La storia di Sabadini non nasce su un campo di calcio, ma nella polvere di un cantiere e nel profumo del pane appena sfornato. È la storia di un ragazzo bisiaco, goriziano come Fabio Capello, che ha imparato presto il significato della parola sacrificio. «Da ragazzo facevo il carpentiere. Finita la scuola, i miei amici andavano a giocare e a pescare al fiume, io a lavorare con mio padre. Diceva: ‘Porta pazienza, abbiamo bisogno’. Intrecciavo i ferri per ‘armare’ il cemento». Ma non solo. «Ho fatto anche il garzone in una panetteria. Avevo 13 anni e mi alzavo alle 4 del mattino. Dovevo dare una mano in famiglia. Facevo il pane e sognavo». Sognava il calcio, il pugilato, l’atletica leggera. Sognava di volare. Il suo primo volo è a 17 anni, nel 1966, con la maglia della Sampdoria. L’allenatore Fulvio Bernardini lo getta nella mischia in Serie A contro un Napoli di stelle come Cané, Juliano, Altafini e Sivori. L’emozione di quel giorno è ancora viva: «Un ricordo dolcissimo. Mi diedero 330 mila lire di premio partita. Mio padre lavorava in una fabbrica di mattoni e non li guadagnava in un anno. Ne mandai subito a casa 250 e con il resto mi comprai un paio di scarpe, una camicia e una giacca».
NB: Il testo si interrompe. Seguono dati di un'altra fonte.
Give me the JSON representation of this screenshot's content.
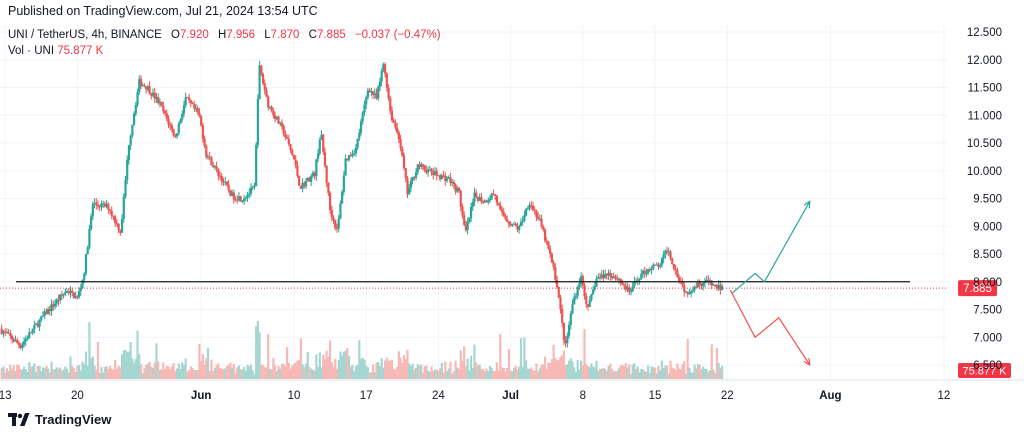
{
  "header": {
    "published": "Published on TradingView.com, Jul 21, 2024 13:54 UTC"
  },
  "legend": {
    "symbol": "UNI / TetherUS, 4h, BINANCE",
    "o_label": "O",
    "o_value": "7.920",
    "h_label": "H",
    "h_value": "7.956",
    "l_label": "L",
    "l_value": "7.870",
    "c_label": "C",
    "c_value": "7.885",
    "change": "−0.037 (−0.47%)",
    "vol_label": "Vol · UNI",
    "vol_value": "75.877 K"
  },
  "footer": {
    "brand": "TradingView",
    "brand_icon": "tradingview-logo-icon"
  },
  "colors": {
    "up": "#26a69a",
    "down": "#ef5350",
    "up_vol": "#a5d6d1",
    "down_vol": "#f7b9b6",
    "level_line": "#131722",
    "price_line": "#f23645",
    "badge": "#f23645"
  },
  "chart_data": {
    "type": "candlestick",
    "symbol": "UNI / TetherUS",
    "interval": "4h",
    "exchange": "BINANCE",
    "ylim": [
      6.5,
      12.5
    ],
    "y_ticks": [
      "12.500",
      "12.000",
      "11.500",
      "11.000",
      "10.500",
      "10.000",
      "9.500",
      "9.000",
      "8.500",
      "8.000",
      "7.500",
      "7.000",
      "6.500"
    ],
    "x_ticks": [
      {
        "label": "13",
        "day": 13
      },
      {
        "label": "20",
        "day": 20
      },
      {
        "label": "Jun",
        "day": 32
      },
      {
        "label": "10",
        "day": 41
      },
      {
        "label": "17",
        "day": 48
      },
      {
        "label": "24",
        "day": 55
      },
      {
        "label": "Jul",
        "day": 62
      },
      {
        "label": "8",
        "day": 69
      },
      {
        "label": "15",
        "day": 76
      },
      {
        "label": "22",
        "day": 83
      },
      {
        "label": "Aug",
        "day": 93
      },
      {
        "label": "12",
        "day": 104
      }
    ],
    "x_range_days": [
      12.5,
      104.4
    ],
    "last_price": "7.885",
    "last_volume": "75.877 K",
    "horizontal_level": 8.0,
    "price_path": [
      {
        "day": 12.5,
        "price": 7.15
      },
      {
        "day": 14.5,
        "price": 6.85
      },
      {
        "day": 17,
        "price": 7.45
      },
      {
        "day": 19,
        "price": 7.85
      },
      {
        "day": 20,
        "price": 7.7
      },
      {
        "day": 20.6,
        "price": 8.1
      },
      {
        "day": 21.5,
        "price": 9.4
      },
      {
        "day": 23,
        "price": 9.35
      },
      {
        "day": 24.2,
        "price": 8.9
      },
      {
        "day": 25,
        "price": 10.5
      },
      {
        "day": 26,
        "price": 11.6
      },
      {
        "day": 26.8,
        "price": 11.5
      },
      {
        "day": 28,
        "price": 11.2
      },
      {
        "day": 29.5,
        "price": 10.6
      },
      {
        "day": 30.5,
        "price": 11.3
      },
      {
        "day": 31.8,
        "price": 11.0
      },
      {
        "day": 32.5,
        "price": 10.3
      },
      {
        "day": 34,
        "price": 9.85
      },
      {
        "day": 35,
        "price": 9.55
      },
      {
        "day": 36,
        "price": 9.5
      },
      {
        "day": 37.2,
        "price": 9.7
      },
      {
        "day": 37.6,
        "price": 11.9
      },
      {
        "day": 38.5,
        "price": 11.2
      },
      {
        "day": 40,
        "price": 10.7
      },
      {
        "day": 41,
        "price": 10.2
      },
      {
        "day": 41.6,
        "price": 9.7
      },
      {
        "day": 43,
        "price": 9.95
      },
      {
        "day": 43.6,
        "price": 10.7
      },
      {
        "day": 44.5,
        "price": 9.3
      },
      {
        "day": 45.2,
        "price": 8.9
      },
      {
        "day": 46,
        "price": 10.2
      },
      {
        "day": 47,
        "price": 10.4
      },
      {
        "day": 48.2,
        "price": 11.5
      },
      {
        "day": 49,
        "price": 11.3
      },
      {
        "day": 49.7,
        "price": 11.95
      },
      {
        "day": 50.4,
        "price": 11.0
      },
      {
        "day": 51.2,
        "price": 10.6
      },
      {
        "day": 52,
        "price": 9.6
      },
      {
        "day": 53,
        "price": 10.1
      },
      {
        "day": 54.5,
        "price": 9.95
      },
      {
        "day": 56,
        "price": 9.85
      },
      {
        "day": 57,
        "price": 9.6
      },
      {
        "day": 57.6,
        "price": 8.85
      },
      {
        "day": 58.5,
        "price": 9.55
      },
      {
        "day": 59.5,
        "price": 9.45
      },
      {
        "day": 60.4,
        "price": 9.6
      },
      {
        "day": 61,
        "price": 9.25
      },
      {
        "day": 62,
        "price": 9.05
      },
      {
        "day": 62.8,
        "price": 8.95
      },
      {
        "day": 63.8,
        "price": 9.45
      },
      {
        "day": 64.8,
        "price": 9.1
      },
      {
        "day": 65.8,
        "price": 8.5
      },
      {
        "day": 66.5,
        "price": 7.95
      },
      {
        "day": 67.3,
        "price": 6.8
      },
      {
        "day": 68,
        "price": 7.6
      },
      {
        "day": 68.8,
        "price": 8.1
      },
      {
        "day": 69.5,
        "price": 7.5
      },
      {
        "day": 70.3,
        "price": 8.05
      },
      {
        "day": 71.5,
        "price": 8.15
      },
      {
        "day": 72.5,
        "price": 8.05
      },
      {
        "day": 73.5,
        "price": 7.8
      },
      {
        "day": 74.5,
        "price": 8.1
      },
      {
        "day": 75.5,
        "price": 8.25
      },
      {
        "day": 76.5,
        "price": 8.3
      },
      {
        "day": 77.2,
        "price": 8.6
      },
      {
        "day": 78,
        "price": 8.2
      },
      {
        "day": 79,
        "price": 7.8
      },
      {
        "day": 80,
        "price": 7.95
      },
      {
        "day": 81,
        "price": 8.0
      },
      {
        "day": 82,
        "price": 7.9
      },
      {
        "day": 82.6,
        "price": 7.885
      }
    ],
    "scenario_up": [
      {
        "day": 83.5,
        "price": 7.8
      },
      {
        "day": 85.7,
        "price": 8.15
      },
      {
        "day": 86.6,
        "price": 8.0
      },
      {
        "day": 91,
        "price": 9.45
      }
    ],
    "scenario_down": [
      {
        "day": 83.3,
        "price": 7.85
      },
      {
        "day": 85.7,
        "price": 7.0
      },
      {
        "day": 88,
        "price": 7.35
      },
      {
        "day": 91,
        "price": 6.5
      }
    ]
  }
}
I trionfi al Milan, la delusione della Nazionale e l’episodio di Brindisi

Il grande salto arriva al Milan, la squadra per cui tifava da bambino. A San Siro diventa un pilastro, un terzino fluidificante la cui velocità era un’arma letale. Il compagno di squadra e regista illuminato Gianni Rivera lo sapeva bene e gli diceva: «Tato, tu vai, vola e la palla ti arriva». E lui andava, segnando ben 17 gol in rossonero, di cui cinque nel derby contro l’Inter. Anni di trionfi, con la vittoria di una Coppa delle Coppe (1973) e tre Coppe Italia. Le sue prestazioni gli valgono la maglia della Nazionale, ma il rapporto con l’azzurro sarà agrodolce. Solo 4 presenze e una grande delusione: «Valcareggi mi aveva fatto delle promesse che poi non ha mantenuto. Fa niente. Ero al Mondiale 1974 in Germania, ma suonavo solo la chitarra».
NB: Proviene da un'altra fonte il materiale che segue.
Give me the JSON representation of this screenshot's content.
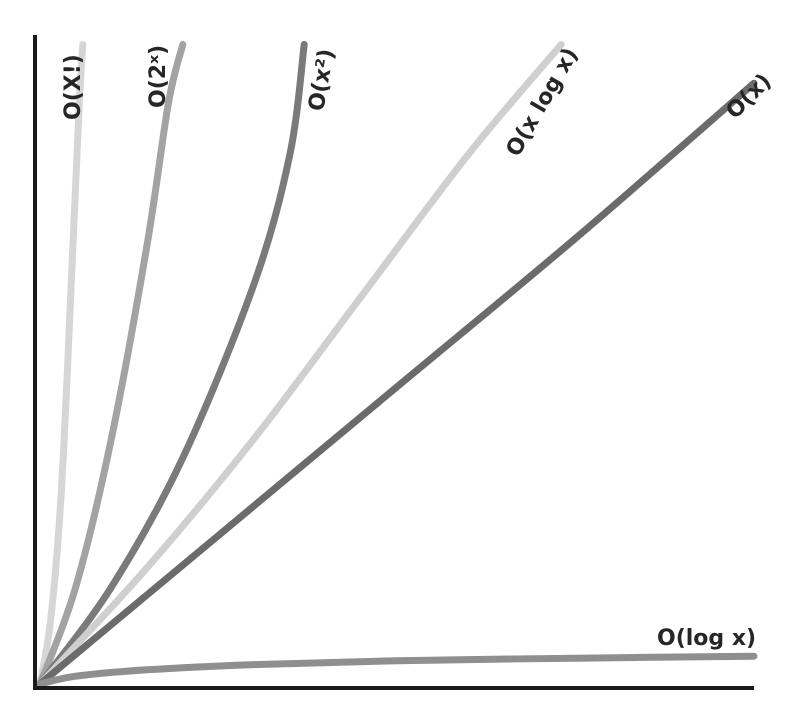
{
  "chart_data": {
    "type": "line",
    "title": "",
    "xlabel": "",
    "ylabel": "",
    "grid": false,
    "xlim": [
      0,
      10
    ],
    "ylim": [
      0,
      10
    ],
    "series": [
      {
        "key": "fact",
        "name": "O(X!)",
        "color": "#d6d6d6",
        "x": [
          0,
          0.15,
          0.3,
          0.45,
          0.55,
          0.6
        ],
        "y": [
          0,
          1.0,
          3.0,
          6.5,
          9.0,
          9.9
        ]
      },
      {
        "key": "exp",
        "name": "O(2ˣ)",
        "color": "#a3a3a3",
        "x": [
          0,
          0.5,
          1.0,
          1.5,
          1.8,
          2.0
        ],
        "y": [
          0,
          1.5,
          3.8,
          6.8,
          9.0,
          9.9
        ]
      },
      {
        "key": "quad",
        "name": "O(x²)",
        "color": "#7a7a7a",
        "x": [
          0,
          1.0,
          2.0,
          3.0,
          3.5,
          3.7
        ],
        "y": [
          0,
          1.5,
          3.5,
          6.2,
          8.2,
          9.9
        ]
      },
      {
        "key": "nlogn",
        "name": "O(x log x)",
        "color": "#cfcfcf",
        "x": [
          0,
          1.5,
          3.0,
          4.5,
          6.0,
          7.3
        ],
        "y": [
          0,
          1.8,
          3.8,
          6.0,
          8.2,
          9.9
        ]
      },
      {
        "key": "linear",
        "name": "O(x)",
        "color": "#6b6b6b",
        "x": [
          0,
          2.5,
          5.0,
          7.5,
          10.0
        ],
        "y": [
          0,
          2.3,
          4.6,
          6.9,
          9.3
        ]
      },
      {
        "key": "log",
        "name": "O(log x)",
        "color": "#8f8f8f",
        "x": [
          0,
          0.5,
          1.5,
          3.0,
          5.0,
          7.5,
          10.0
        ],
        "y": [
          0,
          0.12,
          0.22,
          0.3,
          0.36,
          0.4,
          0.43
        ]
      }
    ]
  }
}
È in questo periodo che si colloca l’episodio più incredibile della sua carriera, quello che ne definisce il carattere. Agosto 1975, la squadra è in ritiro a Brindisi per una partita di Coppa Italia. L’allenatore è Gustavo Giagnoni. «Nel nostro albergo entrano tre brutte persone e aggrediscono l’allenatore Giagnoni, vogliono portargli via il borsello, i soldi. Io picchiano, lo colpiscono a calci e pugni. Io e Luciano Zecchini siamo a pochi metri, faccio un tuffo, mollo un pugno a uno e lo mando al tappeto. Poi anche l’altro». Il racconto, crudo e diretto, si fa cinematografico. «Zecchini sistema il terzo. Uno tenta di difendersi, lo agguanto, lo sollevo sopra la testa e lo scaravento fuori dalla porta. Come in un saloon western». Da quel giorno, per Giagnoni, Sabadini divenne «Braccio di Ferro».
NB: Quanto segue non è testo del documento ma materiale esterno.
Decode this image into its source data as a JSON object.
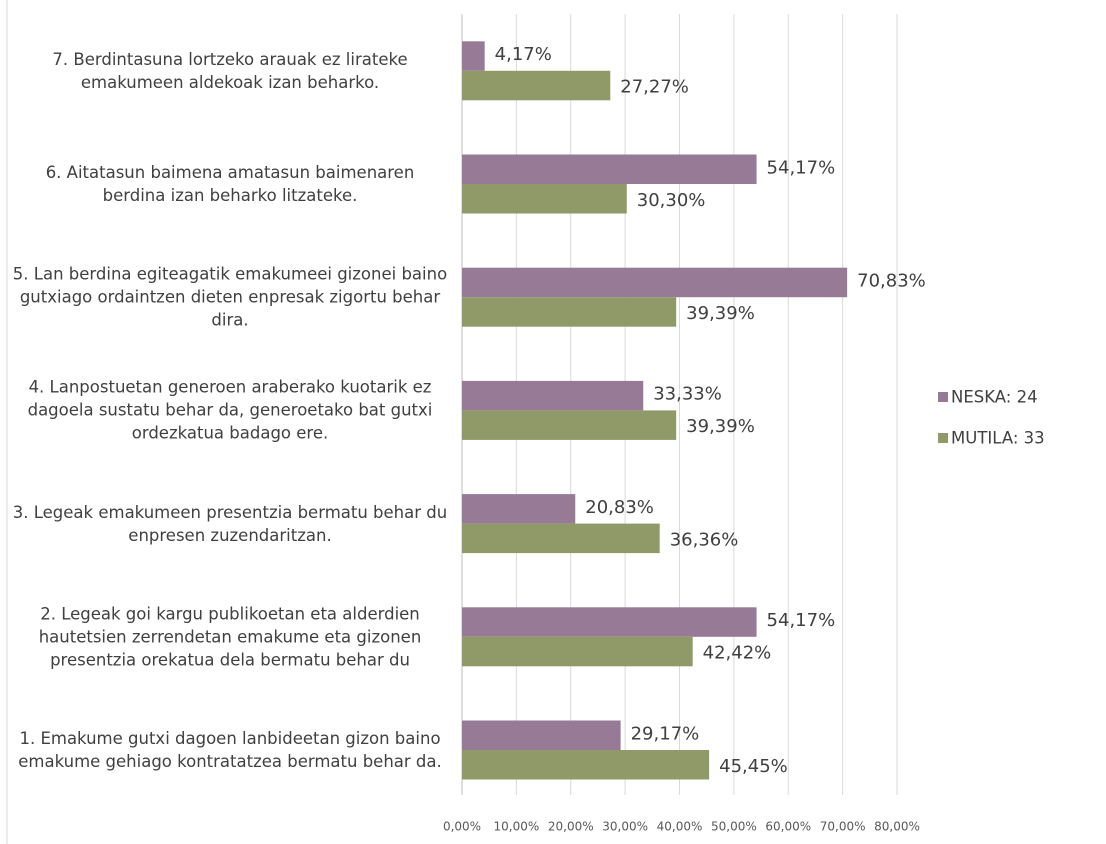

L’approdo a Catanzaro e la musica nel cuore

Nel 1978, “Tato” porta la sua grinta, la sua esperienza e il suo carisma a Catanzaro, dove vivrà cinque stagioni indimenticabili. In giallorosso diventa un leader assoluto, il pilastro di una delle squadre più forti di sempre, capace di entusiasmare la Serie A. Il legame con la città e i tifosi è profondo, basato su un rispetto reciproco. A Catanzaro trova una “bellissima compagnia”, con campioni come Massimo Palanca e Claudio Ranieri. Ma è anche il luogo dove la sua passione per la musica trova terreno fertile. Se a insegnargli a suonare la chitarra era stato il suo ex compagno alla Sampdoria Rocco Fotia, è con il mitico Nereo Rocco al Milan che aveva affinato le sue doti di intrattenitore. A Catanzaro, questa passione si sposa con i gusti del suo allenatore di Brindisi: «La musica piaceva anche a Gustavo Giagnoni. Voleva sempre sentire ‘Malagueña’», ricorda. Un guerriero in campo, un artista fuori.

Oggi Giuseppe Sabadini vive proprio a Catanzaro, con sua moglie Lucia. Si gode una vita serena, tra la cucina e il mare. I suoi figli hanno ereditato la sua vena artistica: Alessandro è un musicista, Enrico un esperto di arti marziali. Lui continua a coltivare la sua passione, suonando il pianoforte e, ovviamente, la chitarra, “da solo”. Il racconto di un uomo che ha sempre volato, con la fantasia e con le gambe, lasciando un segno indelebile ovunque sia andato, ma trovando nel cuore della Calabria un posto speciale da poter, finalmente, chiamare casa.